Von den fünf Schiffen, die den kleinen Flottenverband dargestellt hatten, blieb nur Dimatas Schiff übrig, doch als Schiff konnte man es bei weitem nicht mehr bezeichnen. Es war nur noch eine spröde Hülle mit funktionsuntüchtigem Inneren, ein noch komprimierter, driftender Schrotthaufen im All, kommandiert von einer Frau, die in Erwartung der Verlustliste in einem Loch aus Selbstzweifeln zu versinken drohte!
Dimata hatte nicht gemerkt, wie Ramirez den Raum betreten hatte, und nun stand die Ärztin plötzlich neben ihr an dem Fenster. Aus Erschöpfung ließ sie den Kopf nach hinten fallen und den Atem entweichen, bevor sie das PADD aus der Hand gab. Eine Weile stand sie so da und starrte stumm an die Decke, ehe sie mit einer Bemerkung, den Gesundheitszustand des Captains und des Ersten Offiziers betreffend, die Obs wieder verließ.

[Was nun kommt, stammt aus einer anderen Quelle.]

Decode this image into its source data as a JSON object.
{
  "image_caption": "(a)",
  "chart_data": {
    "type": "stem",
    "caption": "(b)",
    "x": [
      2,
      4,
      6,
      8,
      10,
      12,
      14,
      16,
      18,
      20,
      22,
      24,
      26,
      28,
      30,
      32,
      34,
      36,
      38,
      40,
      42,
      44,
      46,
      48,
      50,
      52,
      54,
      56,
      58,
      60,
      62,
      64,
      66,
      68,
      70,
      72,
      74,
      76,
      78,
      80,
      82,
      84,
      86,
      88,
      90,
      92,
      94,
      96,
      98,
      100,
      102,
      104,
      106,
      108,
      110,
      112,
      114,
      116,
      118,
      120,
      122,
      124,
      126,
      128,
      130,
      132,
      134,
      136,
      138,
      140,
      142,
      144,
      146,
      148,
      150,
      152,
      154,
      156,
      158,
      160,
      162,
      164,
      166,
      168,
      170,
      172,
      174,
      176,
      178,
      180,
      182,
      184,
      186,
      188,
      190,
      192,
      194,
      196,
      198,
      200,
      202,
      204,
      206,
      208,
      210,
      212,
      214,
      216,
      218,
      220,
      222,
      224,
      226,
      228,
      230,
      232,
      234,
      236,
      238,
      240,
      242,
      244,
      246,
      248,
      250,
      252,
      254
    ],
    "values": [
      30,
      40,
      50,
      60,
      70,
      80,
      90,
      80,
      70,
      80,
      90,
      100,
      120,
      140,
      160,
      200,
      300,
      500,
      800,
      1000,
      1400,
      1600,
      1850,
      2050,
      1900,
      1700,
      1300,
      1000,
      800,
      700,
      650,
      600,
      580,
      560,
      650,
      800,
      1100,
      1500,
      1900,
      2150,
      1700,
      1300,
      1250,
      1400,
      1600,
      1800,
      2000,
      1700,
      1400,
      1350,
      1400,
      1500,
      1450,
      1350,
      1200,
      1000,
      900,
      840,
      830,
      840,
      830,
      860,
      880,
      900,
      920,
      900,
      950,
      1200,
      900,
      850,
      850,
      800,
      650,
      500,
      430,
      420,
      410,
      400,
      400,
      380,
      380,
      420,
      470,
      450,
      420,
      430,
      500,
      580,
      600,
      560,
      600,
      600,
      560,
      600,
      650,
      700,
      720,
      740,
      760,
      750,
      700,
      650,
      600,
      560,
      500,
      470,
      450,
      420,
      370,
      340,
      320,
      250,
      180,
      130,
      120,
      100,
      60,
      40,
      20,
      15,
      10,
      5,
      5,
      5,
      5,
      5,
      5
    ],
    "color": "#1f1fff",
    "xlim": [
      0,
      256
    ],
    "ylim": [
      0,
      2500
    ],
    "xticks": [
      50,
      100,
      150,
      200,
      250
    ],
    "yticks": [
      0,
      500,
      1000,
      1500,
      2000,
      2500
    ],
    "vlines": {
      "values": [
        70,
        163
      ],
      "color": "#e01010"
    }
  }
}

Nach einiger Zeit blickte sie noch immer ins All, das dünne Modul zitternd in den Händen haltend. Ria erkannte, daß sie noch Stunden dort stehen würde, wenn ihr nicht jemand die Kraft gäbe, das Schicksal zu akzeptieren und der Geschichte ihren Lauf zu lassen – und diese Aufgabe fiel der Counselor zu. Sie ergriff die Initiative, indem sie sich, wie zuvor Ramirez, neben Dimata stellte und sie mit einem direkten Blick geradezu aufforderte, sich der Realität zu stellen. Doch als sie selbst auf das Display sah, begriff sie erst, wie grausam dieser Moment für Dimata sein musste. Und obwohl sich die Counselor bewusst war, daß sie sich nicht wirklich vorstellen konnte, wie sich der Captain fühlte, sah sie wie ein Teil von ihr, mit dem Realisieren der Verlorenen, starb, denn die dreistellige Zahl hatte sich so tief in den Geist Satory Dimatas eingebrannt, daß eine sichtbare physische Reaktion erfolgte. Sie atmete schwerer und Tränen quollen ihr aus den Augen. Sie verlor die emotionale Kontrolle und die Counselor hatte zum ersten Mal einen kompletten Einblick in die Gefühlswelt des Captains, die im Moment jedoch ein totales Durcheinander bildete.
Mein Gott, ich habe sie noch nie so fertig gesehen dachte Ria und wollte ihr gerade helfen, sich zu setzen, doch sie ließ davon ab. Obwohl der Captain mit Übelkeit und drohender Bewusstlosigkeit zu kämpfen hatte, versuchte sie, ihren Gefühlen verbal Ausdruck zu verleihen:
„Der Tod ist so furchtbar unerbittlich und entgültig und ich habe ihm meine Crew preisgegeben!“
„Sie haben niemanden im Stich gelassen. Wäre dem so, würden Sie jetzt aufgeben!“
Sie glauben nicht, wie nah dran ich bin!